Virtuosity is the pursuit and mastery of the fundamental skills and the ability to express them exceedingly well. In the martial arts realm mastery of the basic skills delineates a Black Belt from a White Belt; although a Black Belt is in reality the beginning of training not the end. Timing, rhythm, stance, breathing, coordination, power are all expressions of virtuosity and the opposite is an expression of insufficient time and effort dedicated to the pursuit of skills beyond the athletes grasp. A Kettlebell Swing is a thing of beauty when done by a trained and seasoned athlete; it can be the opposite in the hands of a self-trained (or poorly coached) athlete. So too can a Push Up or Pull Up - all can be a thing of beauty or an eyesore.
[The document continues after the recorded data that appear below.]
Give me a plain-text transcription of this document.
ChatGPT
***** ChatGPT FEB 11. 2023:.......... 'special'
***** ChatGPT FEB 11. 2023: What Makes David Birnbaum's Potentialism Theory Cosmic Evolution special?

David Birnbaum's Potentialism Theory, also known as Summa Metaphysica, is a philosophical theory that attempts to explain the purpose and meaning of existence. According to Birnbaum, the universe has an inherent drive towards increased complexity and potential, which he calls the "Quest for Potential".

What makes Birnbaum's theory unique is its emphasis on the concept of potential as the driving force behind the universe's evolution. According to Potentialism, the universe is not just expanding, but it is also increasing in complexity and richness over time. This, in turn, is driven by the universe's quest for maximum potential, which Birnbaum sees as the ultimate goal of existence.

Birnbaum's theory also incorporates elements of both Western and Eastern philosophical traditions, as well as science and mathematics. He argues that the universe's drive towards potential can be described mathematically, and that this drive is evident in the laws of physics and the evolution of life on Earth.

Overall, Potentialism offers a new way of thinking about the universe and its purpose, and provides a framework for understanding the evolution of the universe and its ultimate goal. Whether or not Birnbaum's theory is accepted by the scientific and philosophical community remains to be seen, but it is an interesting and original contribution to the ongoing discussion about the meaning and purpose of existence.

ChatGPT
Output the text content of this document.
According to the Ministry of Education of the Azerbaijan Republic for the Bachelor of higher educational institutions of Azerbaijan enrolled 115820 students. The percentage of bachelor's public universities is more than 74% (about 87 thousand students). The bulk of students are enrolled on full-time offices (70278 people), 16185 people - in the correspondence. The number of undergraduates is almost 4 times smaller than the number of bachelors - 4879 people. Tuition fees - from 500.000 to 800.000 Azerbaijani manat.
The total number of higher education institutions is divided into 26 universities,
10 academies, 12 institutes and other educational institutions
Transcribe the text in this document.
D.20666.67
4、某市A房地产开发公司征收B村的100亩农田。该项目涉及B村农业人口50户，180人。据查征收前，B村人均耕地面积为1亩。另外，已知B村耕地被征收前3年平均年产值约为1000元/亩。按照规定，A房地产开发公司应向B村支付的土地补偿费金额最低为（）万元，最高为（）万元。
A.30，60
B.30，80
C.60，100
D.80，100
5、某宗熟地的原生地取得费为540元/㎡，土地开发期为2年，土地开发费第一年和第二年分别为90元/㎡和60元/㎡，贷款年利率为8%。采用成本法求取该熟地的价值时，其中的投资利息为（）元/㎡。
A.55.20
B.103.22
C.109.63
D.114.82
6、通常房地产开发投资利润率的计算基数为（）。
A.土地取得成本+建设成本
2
The pursuit of Virtuosity was an integral part of the foundation of CrossFit in its early years. The trend in the last several years has been that the expression of well balanced and sound movement will be trumped by doing something that resembles an athletic skill for time. Always looking for the shortcut (i.e., Butterfly Pull Ups) or the easy way around a fundamental skill will leave gaps in your development, strength and athletic ability. Mastering the basic skills and the requisite time, sweat, blood and tears that it requires is something that few athletes will do; but those that put the effort into this endeavor will reap the benefits.
Take a few moments to read the article entitled "Fundamentals, Virtuosity, and Mastery" on the CrossFit website from August 2005. Then I challenge you to look at the movement baselines from the past several CrossFit Games and see how they have devolved from the originals. Don't confuse the most current versions with anything that resembles an improvement on a fundamental movement pattern or skill - if anything they are cruel iterations and inferiors skills than the originals.
I challenge you to take the time and learn the basics until you can do them with confidence, skill, and yes - virtuosity.